Common Weakness Enumeration (CWE)

The CWE represents a category of software weakness rather than a specific instance of a bug. For example, CWE-89 refers to SQL Injection, or CWE-79 represents Cross-Site Scripting.

Individual CVEs always map, not without controversy sometimes, back to one or more CWEs. Log4Shell, for example, was ultimately traced back to unsafe lookup behaviour and improper handling of untrusted input. The specific vulnerability was unique, but the underlying engineering weakness had been known for decades.

Unfortunately, this is where the gap between vulnerability management and daily engineering lives. Software engineers rarely think in numeric identifiers; they think in architectural practices: input validation, output encoding, authentication, authorisation, and dependency management.

Common Requirements Enumeration (CRE)

The CRE attempts to close that exact gap. Where CVEs answer “what happened” and CWEs explain “why it happened”, CREs focus on the most practical question of all: “What should engineers do to prevent it from happening again?

When you put the three frameworks together, they form a complete defensive picture:

  • A CVE describes an incident
  • A CWE describes the underlying weakness.
  • A CRE describes the engineering practices that reduce the probability of that weakness appearing in the first place.

Organisations trapped entirely at the CVE layer spend their lives reactively patching. Organisations that understand CWEs start eliminating recurring technical debt. But organisations that embrace CREs and secure engineering requirements begin preventing vulnerabilities before they ever exist – which is exactly what regulators are now expecting.

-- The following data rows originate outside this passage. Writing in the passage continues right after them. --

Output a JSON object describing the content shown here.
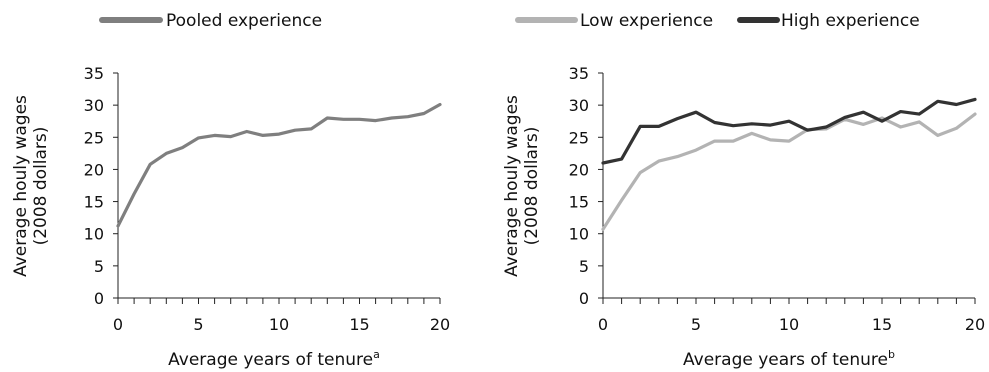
{
  "chart_data": [
    {
      "type": "line",
      "xlabel": "Average years of tenure",
      "xlabel_sup": "a",
      "ylabel": [
        "Average houly wages",
        "(2008 dollars)"
      ],
      "ylim": [
        0,
        35
      ],
      "xlim": [
        0,
        20
      ],
      "yticks": [
        0,
        5,
        10,
        15,
        20,
        25,
        30,
        35
      ],
      "xticks": [
        0,
        5,
        10,
        15,
        20
      ],
      "legend_position": "top",
      "grid": false,
      "x": [
        0,
        1,
        2,
        3,
        4,
        5,
        6,
        7,
        8,
        9,
        10,
        11,
        12,
        13,
        14,
        15,
        16,
        17,
        18,
        19,
        20
      ],
      "series": [
        {
          "name": "Pooled experience",
          "color": "#7f7f7f",
          "values": [
            11.2,
            16.2,
            20.8,
            22.5,
            23.4,
            24.9,
            25.3,
            25.1,
            25.9,
            25.3,
            25.5,
            26.1,
            26.3,
            28.0,
            27.8,
            27.8,
            27.6,
            28.0,
            28.2,
            28.7,
            30.1
          ]
        }
      ]
    },
    {
      "type": "line",
      "xlabel": "Average years of tenure",
      "xlabel_sup": "b",
      "ylabel": [
        "Average houly wages",
        "(2008 dollars)"
      ],
      "ylim": [
        0,
        35
      ],
      "xlim": [
        0,
        20
      ],
      "yticks": [
        0,
        5,
        10,
        15,
        20,
        25,
        30,
        35
      ],
      "xticks": [
        0,
        5,
        10,
        15,
        20
      ],
      "legend_position": "top",
      "grid": false,
      "x": [
        0,
        1,
        2,
        3,
        4,
        5,
        6,
        7,
        8,
        9,
        10,
        11,
        12,
        13,
        14,
        15,
        16,
        17,
        18,
        19,
        20
      ],
      "series": [
        {
          "name": "Low experience",
          "color": "#b3b3b3",
          "values": [
            10.7,
            15.2,
            19.5,
            21.3,
            22.0,
            23.0,
            24.4,
            24.4,
            25.6,
            24.6,
            24.4,
            26.2,
            26.3,
            27.8,
            27.0,
            28.0,
            26.6,
            27.4,
            25.3,
            26.4,
            28.6
          ]
        },
        {
          "name": "High experience",
          "color": "#333333",
          "values": [
            21.0,
            21.6,
            26.7,
            26.7,
            27.9,
            28.9,
            27.3,
            26.8,
            27.1,
            26.9,
            27.5,
            26.1,
            26.6,
            28.1,
            28.9,
            27.5,
            29.0,
            28.6,
            30.6,
            30.1,
            30.9
          ]
        }
      ]
    }
  ]
}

For decades, security failures were primarily treated as business risks. Companies suffered reputational damage, customers temporarily lost trust, and major breaches led to lawsuits or expensive remediation. But general regulatory intervention remained light.

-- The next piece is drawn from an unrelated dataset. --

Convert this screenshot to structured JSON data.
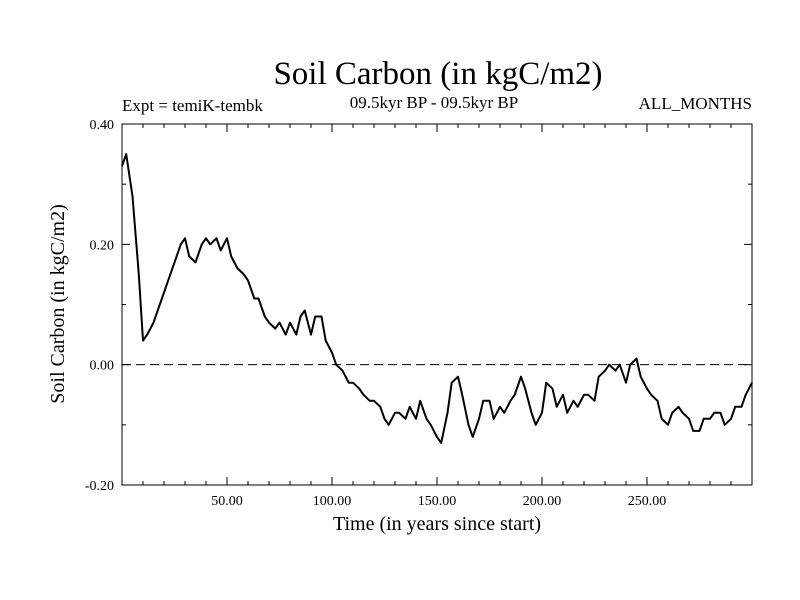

That world is gone. The European Union’s Cyber Resilience Act is one of the most ambitious pieces of software legislation ever written. Its premise is straightforward: products containing digital components must be secure by design and maintained throughout their entire lifecycle.

Under this framework, non-compliance penalties can reach up to €15 million or 2.5% of global annual turnover. While these numbers inevitably grab the attention of executives and legal departments, compliance needs to be solved by software engineers:

  • Lawyers cannot produce a Software Bill of Materials (SBOM).
  • Finance departments cannot determine if an exposed container image contains a vulnerable dependency.
  • Executives cannot decide whether a newly reported exploit affects production infrastructure.

Only engineering organisations possess that knowledge. Because of that, engineers must understand the language used by scanners, advisories, regulators, and vulnerability databases.

Additionally, with the arrival of advanced AI tools, discovering vulnerabilities is no longer the hard part. Automated scanners can identify thousands of CVEs in minutes. The actual challenges moving forward are entirely context-driven:

  • Which vulnerabilities actually matter to our architecture?
  • Which systems are genuinely exposed?
  • Which structural weaknesses keep recurring in our codebase?
  • Which engineering practices need to change?
  • Which incidents legally require regulatory reporting?

Organisations are no longer overwhelmed by an absence of information; they are overwhelmed by an abundance of it. A single application may depend on thousands of open-source packages, each potentially introducing risk. Security has transformed from a periodic, pre-release gate into a continuous operational discipline.

As engineers, we have to evolve with it. Understanding a CVE is no longer just a task for a security researcher. Vulnerability management is becoming a core part of everyday software engineering, and for many organisations operating in Europe, it will soon become a legal obligation.